Embora não existisse um plano de sinalização, Sebastião Teixeira salientou que a Administração da Região Hidrográfica (ARH) afixou um sinal de perigo de desmoronamento de arribas, à entrada da praia. “Qual foi o critério?”, perguntou a juíza Patrícia Martins. “As placas foram adquiridas por concurso público e colocadas caso a caso de acordo a sensibilidade dos técnicos”, explicou o antigo director do departamento responsável pela gestão do litoral algarvio, entre 2008 e 2012. Desde 1995, há registos de cerca de 400 desabamentos de arribas nas praias algarvias.

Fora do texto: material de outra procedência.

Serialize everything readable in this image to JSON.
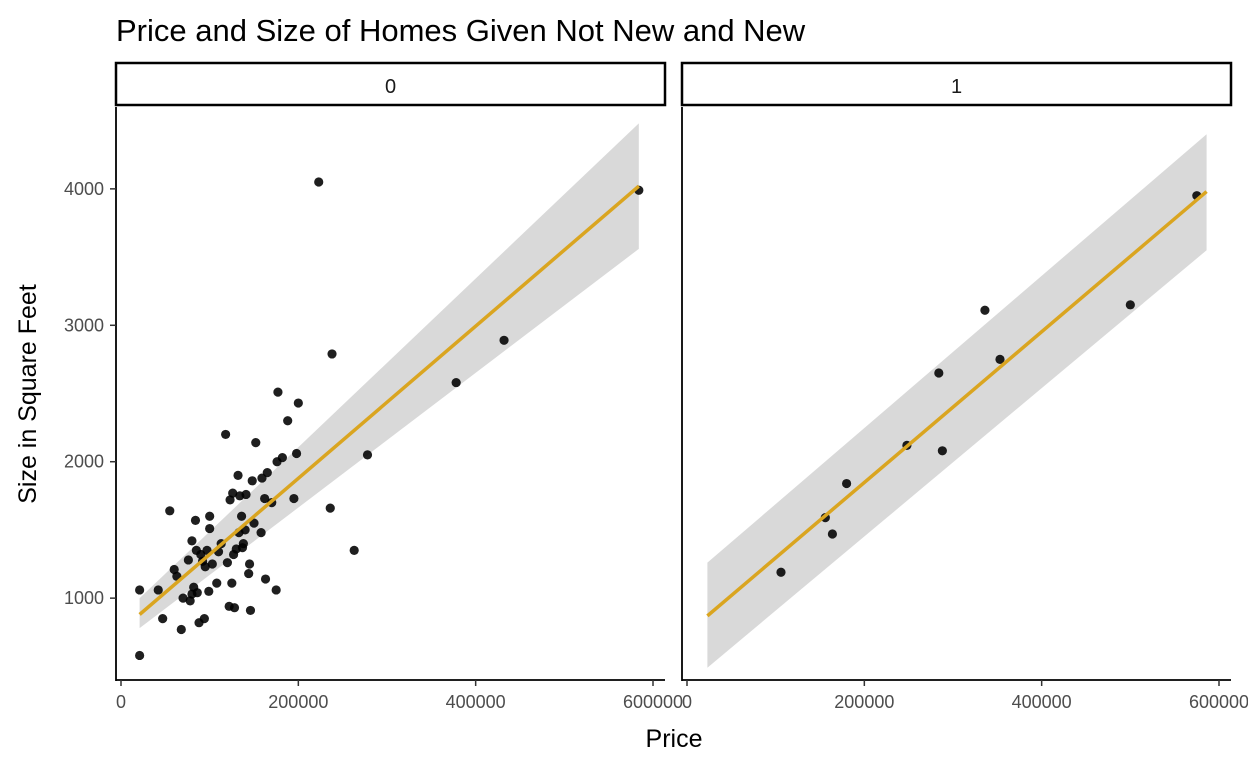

Concessionário tem “larga experiência"
O facto do concessionário da praia Maria Luísa se ter substituído à ARH, na afixação de placas de sinalização de “perigo” junto ao leixão, não causa estranheza a Sebastião Teixeira. O concessionário “tem uma larga experiência e conhecimento” dos fenómenos que ocorrem naquela zona balnear. Quando se deu a derrocada, em pleno Verão, o cone de projecção das pedras que se desprenderam atingiu uma distância de 18 metros. As cinco vítimas foram apanhadas quando passeavam junto à zona de rebentação, e outros encontravam-se deitados ao sol. “Por que razão o local não estava balizado, para evitar aproximação?”, questionaram os advogados. “Não adiantava, porque na maré seguinte o mar levaria as balizas”, explicou o representante da ARH, tirando ilações para futuros estudos sobre o ordenamento do litoral: “Aprendemos todos com este acidente”, disse. Após o desmoronamento, foi feita remoção do que restou do leixão por uma questão de segurança. Segundo os estudos desenvolvidos pela ARH, 80 % dos desmoronamentos estão associados a picos de temperatura ou chuvas com um volume superior a 10 milímetros/dia. Os restantes 20 por cento, destacou o geólogo, são “imprevisíveis, como sucedeu na praia Maria Luísa”.
O Plano de Ordenamento da Orla Costeira (POOC) Burgau-Vilamoura, publicado em 1999, já definia faixas de risco nesta e noutras praias do Sotavento algarvio, mas apenas para efeito de licenciamentos no espaço balnear. A juíza Patrícia Martins, seguindo uma recomendação do Conselho Superior da Magistratura para sejam acelerados todos os processos abertos até 2012, manifestou a desejo de proferir a sentença até final do ano.